DOD CIO John Sherman said department-wide zero trust implementation is currently one of his highest priorities. He identified three approaches the services are able to choose from to go after implementing the zero-trust framework.
"We've also laid out our strategy, kind of a pick-your-own adventure. Folks may remember those books are a little like 'Do you slay the dragon? Or do you go into the cave,'" Sherman told GovCIO Media & Research in an exclusive on-site podcast interview at TechNet Cyber 2023.
One is the Brownfield approach, where the military services can build capabilities over their existing infrastructure.

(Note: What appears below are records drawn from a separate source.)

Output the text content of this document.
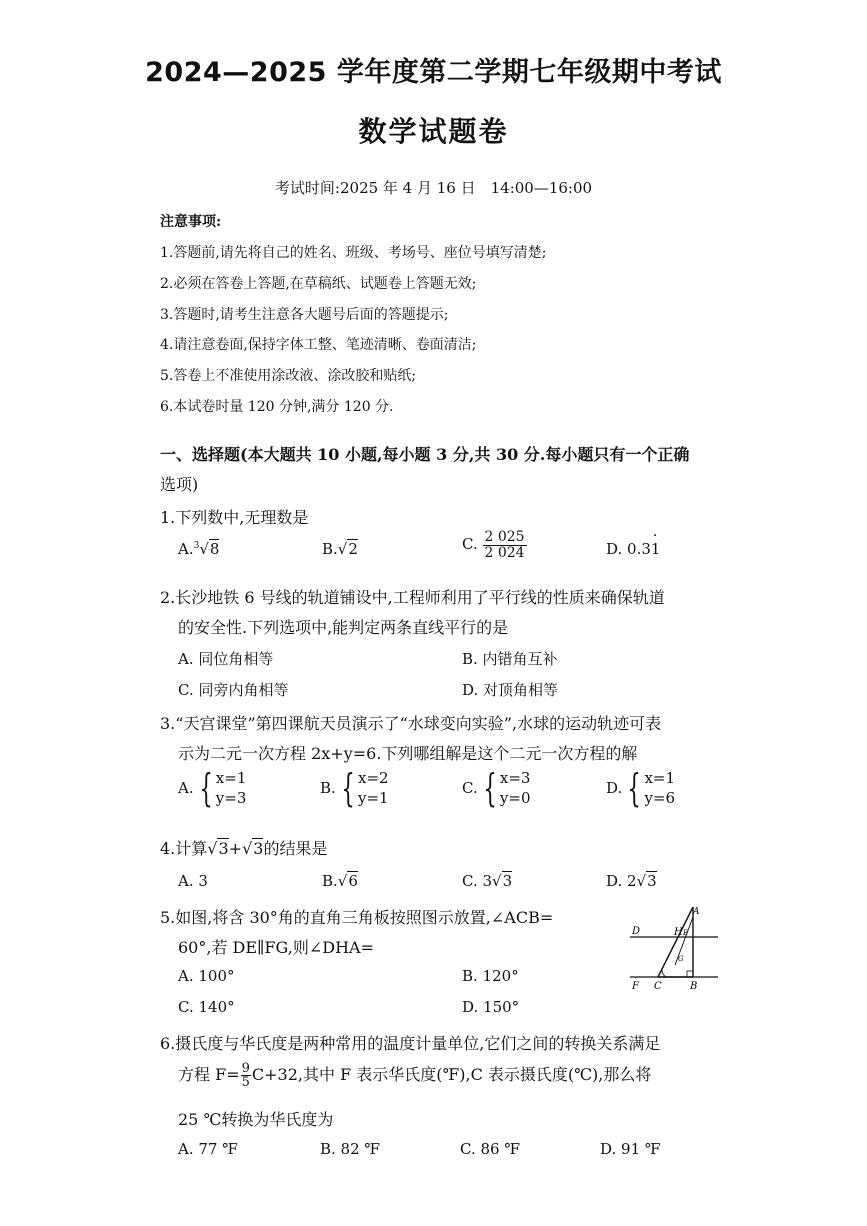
2024—2025 学年度第二学期七年级期中考试
数学试题卷
考试时间:2025 年 4 月 16 日　14:00—16:00
注意事项:
1.答题前,请先将自己的姓名、班级、考场号、座位号填写清楚;
2.必须在答卷上答题,在草稿纸、试题卷上答题无效;
3.答题时,请考生注意各大题号后面的答题提示;
4.请注意卷面,保持字体工整、笔迹清晰、卷面清洁;
5.答卷上不准使用涂改液、涂改胶和贴纸;
6.本试卷时量 120 分钟,满分 120 分.
一、选择题(本大题共 10 小题,每小题 3 分,共 30 分.每小题只有一个正确
选项)
1.下列数中,无理数是
A.$^3$√8	B.√2	C. $\frac{2 025}{2 024}$	D. 0.31 ·
2.长沙地铁 6 号线的轨道铺设中,工程师利用了平行线的性质来确保轨道
的安全性.下列选项中,能判定两条直线平行的是
A. 同位角相等	B. 内错角互补
C. 同旁内角相等	D. 对顶角相等
3.“天宫课堂”第四课航天员演示了“水球变向实验”,水球的运动轨迹可表
示为二元一次方程 2x+y=6.下列哪组解是这个二元一次方程的解
A. { x=1
y=3
B. { x=2
y=1
C. { x=3
y=0
D. { x=1
y=6
4.计算√3+√3的结果是
A. 3	B.√6	C. 3√3	D. 2√3
5.如图,将含 30°角的直角三角板按照图示放置,∠ACB=
60°,若 DE∥FG,则∠DHA=
A. 100°	B. 120°
C. 140°	D. 150°
A
D	H E
F C	B
G
6.摄氏度与华氏度是两种常用的温度计量单位,它们之间的转换关系满足
方程 $F= \frac{9}{5} C+32$,其中 F 表示华氏度(℉),C 表示摄氏度(℃),那么将
25 ℃转换为华氏度为
A. 77 ℉	B. 82 ℉	C. 86 ℉	D. 91 ℉
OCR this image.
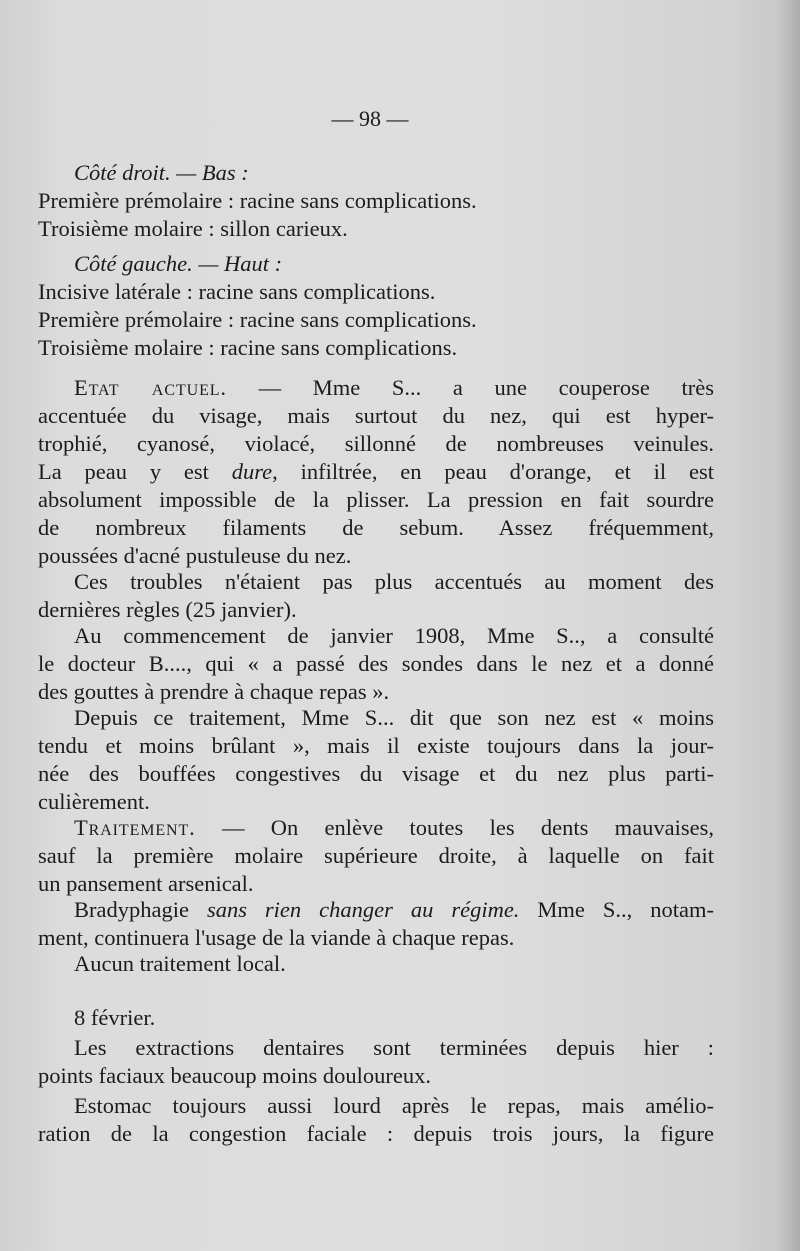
— 98 —
Côté droit. — Bas :
Première prémolaire : racine sans complications.
Troisième molaire : sillon carieux.
Côté gauche. — Haut :
Incisive latérale : racine sans complications.
Première prémolaire : racine sans complications.
Troisième molaire : racine sans complications.
Etat actuel. — Mme S... a une couperose très
accentuée du visage, mais surtout du nez, qui est hyper-
trophié, cyanosé, violacé, sillonné de nombreuses veinules.
La peau y est dure, infiltrée, en peau d'orange, et il est
absolument impossible de la plisser. La pression en fait sourdre
de nombreux filaments de sebum. Assez fréquemment,
poussées d'acné pustuleuse du nez.
Ces troubles n'étaient pas plus accentués au moment des
dernières règles (25 janvier).
Au commencement de janvier 1908, Mme S.., a consulté
le docteur B...., qui « a passé des sondes dans le nez et a donné
des gouttes à prendre à chaque repas ».
Depuis ce traitement, Mme S... dit que son nez est « moins
tendu et moins brûlant », mais il existe toujours dans la jour-
née des bouffées congestives du visage et du nez plus parti-
culièrement.
Traitement. — On enlève toutes les dents mauvaises,
sauf la première molaire supérieure droite, à laquelle on fait
un pansement arsenical.
Bradyphagie sans rien changer au régime. Mme S.., notam-
ment, continuera l'usage de la viande à chaque repas.
Aucun traitement local.
8 février.
Les extractions dentaires sont terminées depuis hier :
points faciaux beaucoup moins douloureux.
Estomac toujours aussi lourd après le repas, mais amélio-
ration de la congestion faciale : depuis trois jours, la figure
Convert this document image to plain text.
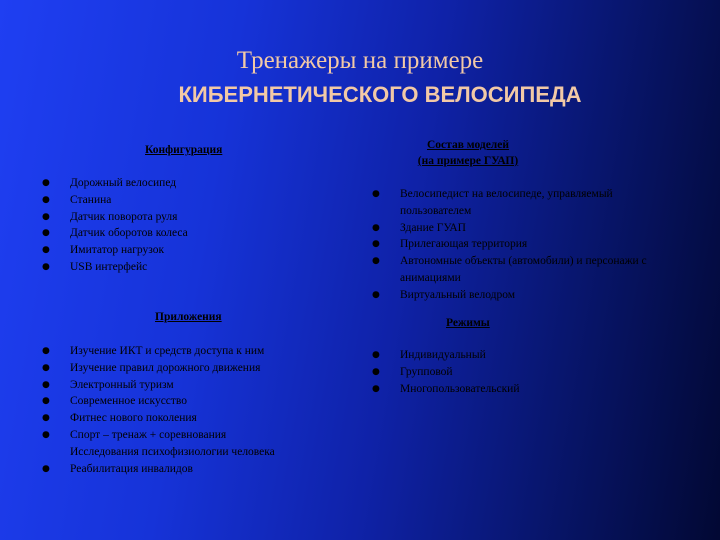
Тренажеры на примере
КИБЕРНЕТИЧЕСКОГО ВЕЛОСИПЕДА
Конфигурация
● Дорожный велосипед
● Станина
● Датчик поворота руля
● Датчик оборотов колеса
● Имитатор нагрузок
● USB интерфейс
Приложения
● Изучение ИКТ и средств доступа к ним
● Изучение правил дорожного движения
● Электронный туризм
● Современное искусство
● Фитнес нового поколения
● Спорт – тренаж + соревнования
Исследования психофизиологии человека
● Реабилитация инвалидов
Состав моделей
(на примере ГУАП)
● Велосипедист на велосипеде, управляемый пользователем
● Здание ГУАП
● Прилегающая территория
● Автономные объекты (автомобили) и персонажи с анимациями
● Виртуальный велодром
Режимы
● Индивидуальный
● Групповой
● Многопользовательский
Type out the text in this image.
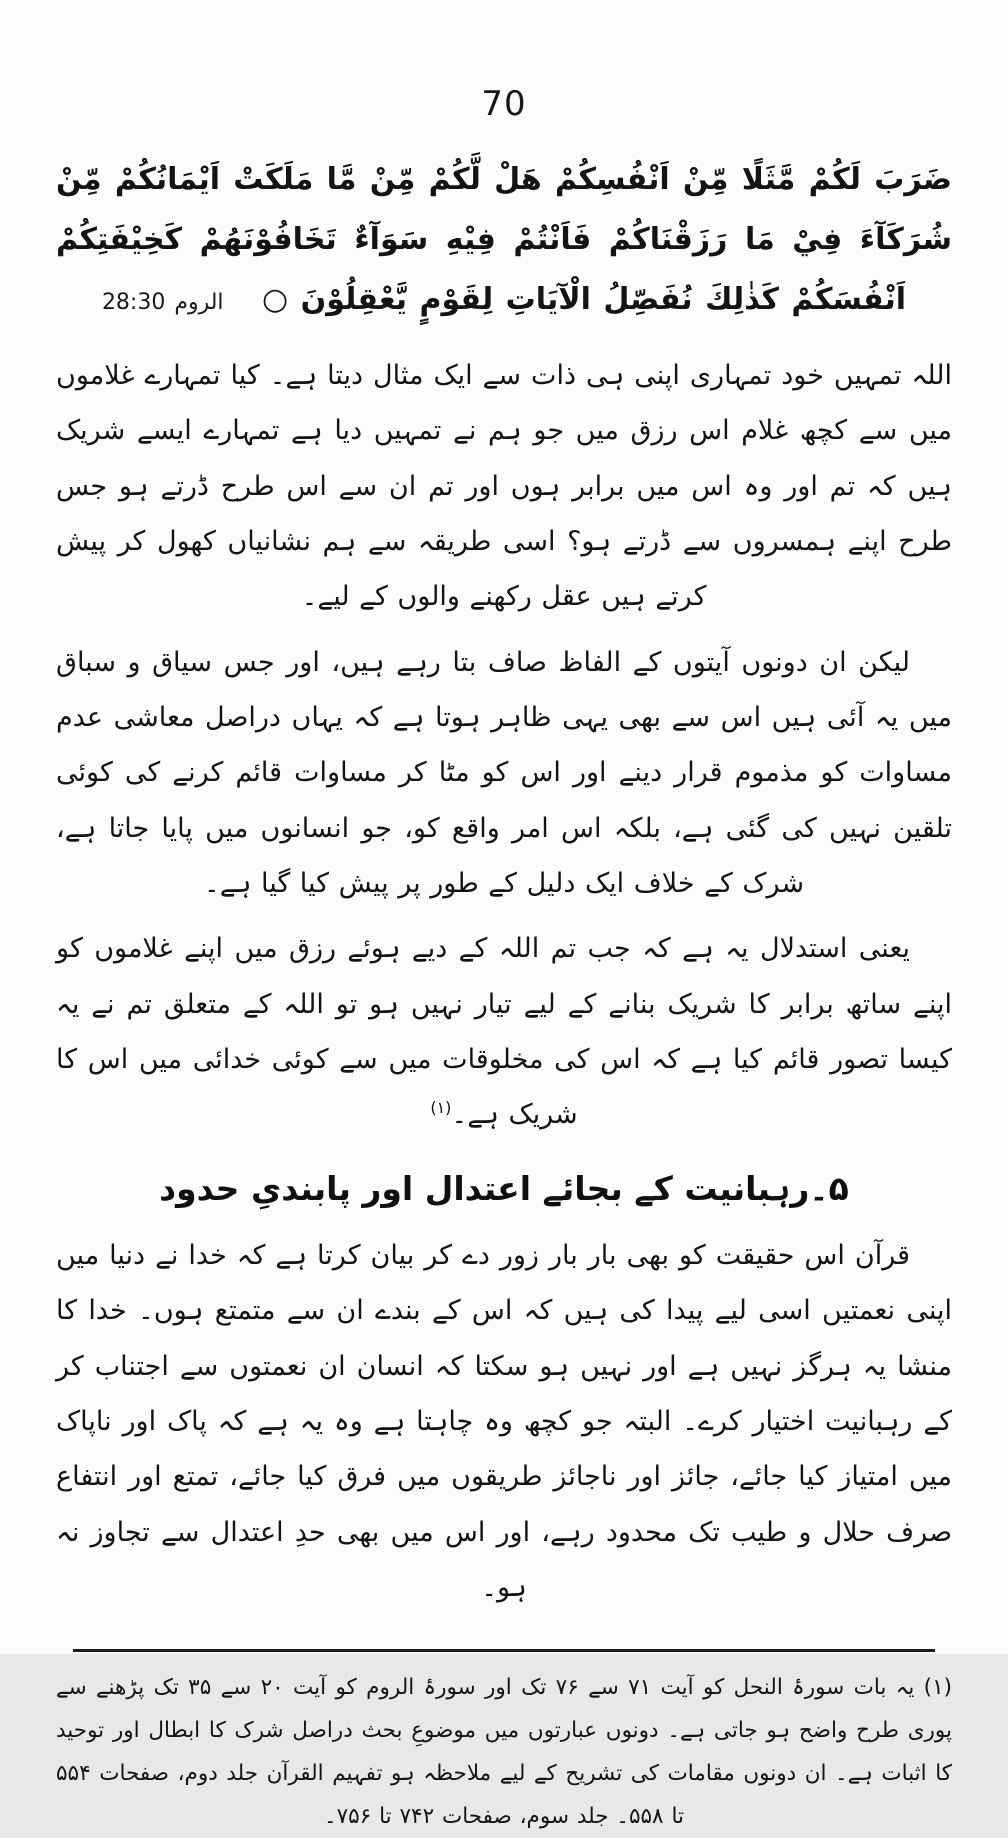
70
ضَرَبَ لَكُمْ مَّثَلًا مِّنْ اَنْفُسِكُمْ هَلْ لَّكُمْ مِّنْ مَّا مَلَكَتْ اَيْمَانُكُمْ مِّنْ شُرَكَآءَ فِيْ مَا رَزَقْنَاكُمْ فَاَنْتُمْ فِيْهِ سَوَآءٌ تَخَافُوْنَهُمْ كَخِيْفَتِكُمْ اَنْفُسَكُمْ كَذٰلِكَ نُفَصِّلُ الْآيَاتِ لِقَوْمٍ يَّعْقِلُوْنَ ○ الروم 28:30

اللہ تمہیں خود تمہاری اپنی ہی ذات سے ایک مثال دیتا ہے۔ کیا تمہارے غلاموں میں سے کچھ غلام اس رزق میں جو ہم نے تمہیں دیا ہے تمہارے ایسے شریک ہیں کہ تم اور وہ اس میں برابر ہوں اور تم ان سے اس طرح ڈرتے ہو جس طرح اپنے ہمسروں سے ڈرتے ہو؟ اسی طریقہ سے ہم نشانیاں کھول کر پیش کرتے ہیں عقل رکھنے والوں کے لیے۔

لیکن ان دونوں آیتوں کے الفاظ صاف بتا رہے ہیں، اور جس سیاق و سباق میں یہ آئی ہیں اس سے بھی یہی ظاہر ہوتا ہے کہ یہاں دراصل معاشی عدم مساوات کو مذموم قرار دینے اور اس کو مٹا کر مساوات قائم کرنے کی کوئی تلقین نہیں کی گئی ہے، بلکہ اس امر واقع کو، جو انسانوں میں پایا جاتا ہے، شرک کے خلاف ایک دلیل کے طور پر پیش کیا گیا ہے۔

یعنی استدلال یہ ہے کہ جب تم اللہ کے دیے ہوئے رزق میں اپنے غلاموں کو اپنے ساتھ برابر کا شریک بنانے کے لیے تیار نہیں ہو تو اللہ کے متعلق تم نے یہ کیسا تصور قائم کیا ہے کہ اس کی مخلوقات میں سے کوئی خدائی میں اس کا شریک ہے۔$^{(۱)}$

۵۔رہبانیت کے بجائے اعتدال اور پابندیِ حدود

قرآن اس حقیقت کو بھی بار بار زور دے کر بیان کرتا ہے کہ خدا نے دنیا میں اپنی نعمتیں اسی لیے پیدا کی ہیں کہ اس کے بندے ان سے متمتع ہوں۔ خدا کا منشا یہ ہرگز نہیں ہے اور نہیں ہو سکتا کہ انسان ان نعمتوں سے اجتناب کر کے رہبانیت اختیار کرے۔ البتہ جو کچھ وہ چاہتا ہے وہ یہ ہے کہ پاک اور ناپاک میں امتیاز کیا جائے، جائز اور ناجائز طریقوں میں فرق کیا جائے، تمتع اور انتفاع صرف حلال و طیب تک محدود رہے، اور اس میں بھی حدِ اعتدال سے تجاوز نہ ہو۔

(۱) یہ بات سورۂ النحل کو آیت ۷۱ سے ۷۶ تک اور سورۂ الروم کو آیت ۲۰ سے ۳۵ تک پڑھنے سے پوری طرح واضح ہو جاتی ہے۔ دونوں عبارتوں میں موضوعِ بحث دراصل شرک کا ابطال اور توحید کا اثبات ہے۔ ان دونوں مقامات کی تشریح کے لیے ملاحظہ ہو تفہیم القرآن جلد دوم، صفحات ۵۵۴ تا ۵۵۸۔ جلد سوم، صفحات ۷۴۲ تا ۷۵۶۔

Or, they can leverage the Joint Warfighting Cloud Capability (JWCC) contract and rely on commercial zero trust solutions offered by the JWCC awardees: Amazon Web Services (AWS), Google, Microsoft, and Oracle. The third route is through private cloud adoption.
Ensuring successful implementation of the zero trust framework does not just require an IT fix but also policies, training and doctrine.
Resnick's office is on its way to delivering three zero trust courses within DOD. The basic zero trust awareness course is already available for military service members and civilian employees, but DOD is "seriously" considering mandating the course.
The other two courses, meant to train senior leaders, practitioners and implementers, will be released by July.
"You have to remember that people that are going to be installing zero trust need to understand what they're working with, need to write policies and rules to do it correctly. That requires training," Resnick said.
Resnick said the journey will be long and arduous, and DOD will work component by component to implement the architecture and meet the deadlines outlined in the zero trust strategy. While funding is essential in this effort, successful implementation also means staying on schedule and ensuring interoperability between cybersecurity services and solutions for an effective zero trust model.
"We really want to see multiple vendor integrations. Not one vendor is going to solve this problem. We want to see interoperability, we also want to see API security. And lastly…applications…they need to be written to be aware of their ZTE (zero trust edge) surroundings going forward. It needs to be aware of ICAM systems, it needs to be able to take some ins and outs of rules and policies. This is what I'm talking about being ZTE-aware," Resnick said.
Scaling zero trust will require automation.
"The act of defenses will get stronger because we're going to log everything. We're going to have analytics over those logs, we're going to do automation of responses versus a human in the loop. So that piece of it is big," said David McKeown, acting principal deputy CIO and CISO at DOD.
Lt. Gen. Maria Barrett, commanding general of U.S. Army Cyber Command, emphasized the importance of automation in the cybersecurity process so as to continuously verify and identify for unusual or suspicious activity.
"We fly planes on autopilot, we land them on autopilot. This is not scary to run a network in an automated way," Barrett said.
Sherman said the zero trust approach might have prevented the recent leak of classified documents containing sensitive information about the ongoing Russia-Ukraine war.
"As you look at those seven pillars of zero trust, you have pillar number seven: visibility and analytics, other pillars automation and orchestration... Bringing all this together to prevent somebody, whether it's external or internal, from moving laterally across the network, getting to data, not the system, but the data they're not supposed to have access to, that's what zero trust is really about," Sherman said.